(ブルームバーグ): 投資家の間でリフレトレードを巻き戻す動きが広がっている。中央銀行が景気支援の継続を示唆する中で債券相場は上昇を続け、株価は下落。新型コロナウイルスの変異株は経済再開への見通しを暗くしている。

  米連邦準備制度理事会(FRB)が7日公表した議事要旨によれば、連邦公開市場委員会(FOMC)は6月会合で債券購入プログラムのテーパリング(段階的縮小)について話し合っていた。それでも米国債市場では30年債利回りが2月以来の1.90%割れとなった。欧州中央銀行(ECB)と中国人民銀行の金融緩和姿勢も長期化するとの見方から、ドイツと中国の10年債利回りは大きく低下した。

  ECBは8日、1年半に及んだ戦略点検の結果としてインフレ目標の引き上げを発表した。

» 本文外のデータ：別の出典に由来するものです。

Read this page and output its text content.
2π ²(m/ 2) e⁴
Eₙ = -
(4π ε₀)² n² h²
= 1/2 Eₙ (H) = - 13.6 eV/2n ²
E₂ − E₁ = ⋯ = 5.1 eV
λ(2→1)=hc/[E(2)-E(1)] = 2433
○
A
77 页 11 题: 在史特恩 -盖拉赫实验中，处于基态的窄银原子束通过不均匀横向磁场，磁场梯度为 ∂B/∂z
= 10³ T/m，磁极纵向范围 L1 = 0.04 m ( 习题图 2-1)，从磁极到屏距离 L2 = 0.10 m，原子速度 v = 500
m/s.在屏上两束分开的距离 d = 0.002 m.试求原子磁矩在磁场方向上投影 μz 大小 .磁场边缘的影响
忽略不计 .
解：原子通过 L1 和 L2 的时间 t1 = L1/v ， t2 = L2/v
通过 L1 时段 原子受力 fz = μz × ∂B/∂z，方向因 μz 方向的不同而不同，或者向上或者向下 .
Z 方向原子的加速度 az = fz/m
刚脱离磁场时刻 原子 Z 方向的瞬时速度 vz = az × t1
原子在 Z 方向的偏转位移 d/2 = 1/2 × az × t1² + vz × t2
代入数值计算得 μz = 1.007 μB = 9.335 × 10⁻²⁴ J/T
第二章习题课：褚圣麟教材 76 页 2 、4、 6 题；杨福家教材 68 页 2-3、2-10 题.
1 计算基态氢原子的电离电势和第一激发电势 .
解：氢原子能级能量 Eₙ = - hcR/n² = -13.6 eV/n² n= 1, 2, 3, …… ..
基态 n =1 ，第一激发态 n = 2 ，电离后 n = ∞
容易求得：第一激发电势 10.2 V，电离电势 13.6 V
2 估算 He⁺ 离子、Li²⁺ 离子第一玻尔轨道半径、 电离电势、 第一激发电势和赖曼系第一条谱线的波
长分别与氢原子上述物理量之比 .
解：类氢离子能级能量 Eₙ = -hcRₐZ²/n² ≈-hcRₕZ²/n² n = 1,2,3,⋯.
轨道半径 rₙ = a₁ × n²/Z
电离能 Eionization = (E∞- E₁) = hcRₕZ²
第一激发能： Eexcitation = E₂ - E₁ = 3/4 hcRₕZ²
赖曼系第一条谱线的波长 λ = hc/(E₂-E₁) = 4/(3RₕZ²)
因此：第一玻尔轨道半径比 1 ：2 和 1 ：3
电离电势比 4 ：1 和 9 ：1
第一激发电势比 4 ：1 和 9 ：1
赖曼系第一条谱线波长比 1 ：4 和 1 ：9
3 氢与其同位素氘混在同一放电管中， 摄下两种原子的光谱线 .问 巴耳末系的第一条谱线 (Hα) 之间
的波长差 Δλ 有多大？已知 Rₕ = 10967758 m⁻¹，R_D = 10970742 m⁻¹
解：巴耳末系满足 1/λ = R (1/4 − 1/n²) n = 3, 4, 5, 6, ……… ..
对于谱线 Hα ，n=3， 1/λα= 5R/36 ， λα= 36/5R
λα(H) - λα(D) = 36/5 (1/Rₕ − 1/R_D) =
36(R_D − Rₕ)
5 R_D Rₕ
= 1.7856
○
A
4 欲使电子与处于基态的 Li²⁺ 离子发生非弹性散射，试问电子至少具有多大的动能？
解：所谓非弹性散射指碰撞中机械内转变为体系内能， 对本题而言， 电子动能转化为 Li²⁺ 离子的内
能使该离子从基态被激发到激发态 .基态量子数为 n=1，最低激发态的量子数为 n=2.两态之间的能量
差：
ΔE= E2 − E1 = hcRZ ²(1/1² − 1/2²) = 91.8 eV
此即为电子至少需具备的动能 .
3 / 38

  みずほインターナショナルのマルチ資産戦略責任者、ピーター・チャットウェル氏は「債券投資家にとっては当面、明らかに強気な結果が示され、さらにハト派的な中銀の反応関数を反映させていくことになる」と分析。「ECBが新たな枠組みを構築するのは根本的に、インフレを加速させていくことが必要だからだ」と説明した。

  債券相場の上昇は、投資家の間のインフレ高進懸念がピークにあったほんの数カ月前とは様変わりだ。当時は米国債利回りの2%突破が目前に迫っている様相を呈していたが、今ではその半分を若干上回る水準にある。物価上昇を一過性のものとみる米金融当局の主張を裏付ける形だ。

  一方、ECBの戦略点検の結果は、より長期間にわたって緩和姿勢を維持する意向を示唆するものと市場の一部で受け止められ、債券市場で強気のセンチメントを後押しした。ただ、ECBのインフレ目標に対するアプローチが一部の予想ほどは積極的ではなかったとの見方から、ユーロは8日に対ドルで一時1ユーロ=1.1868ドルに上昇した。

  このほか、中国は中銀による追加の景気支援の必要性を示唆して、一段と大きな転換の可能性をほのめかしており、テーパリングを議論する米金融当局との違いが鮮明となっている。

  8日のドイツ10年債利回りは一時4ベーシスポイント(bp、1bp=0.01%)低下のマイナス0.34%となり、フランス10年債利回りも0%近辺で推移した。

  同日のストックス欧州600指数を見ると、景気循環株とバリュー株の不振が目立った。成長・回復の鈍化で打撃を受ける恐れがあるセクターが売られ、鉱山株や銀行株、自動車メーカー株がいずれも2%を超える下落となった。

  コムディレクト銀行のストラテジスト、アンドレアス・リプコウ氏は「リスクが増しており、今年上期の良好なパフォーマンスを踏まえ、投資家の間では神経質なムードが広がっている。一連のネガティブなニュースは手に余る状態となりつつある」と語った。

  他方で、UBSグローバル・ウェルスマネジメントのストラテジストは、債券利回り低下と景気循環銘柄売却の動きが先行き反転する可能性を指摘。マーク・ヘーフェル最高投資責任者(CIO)氏率いるストラテジストは最新の経済指標について、成長鈍化というよりも供給の混乱を示すものだとの分析を示した。

  外国為替市場では今月に入り、安全を求める動きに主要10通貨の中で円やスイス・フランが対ドルで上昇している。

  パドライク・ガービー氏らINGグループのストラテジストはリポートで、「マクロの見通しが引き下げられ、夏前で市場流動性が枯渇しつつある最悪の局面で現在のポジション解消が進んでいるように見受けられる。価格動向はリフレ取引がさらに剝げ落ちる状況を示唆している」とコメントした。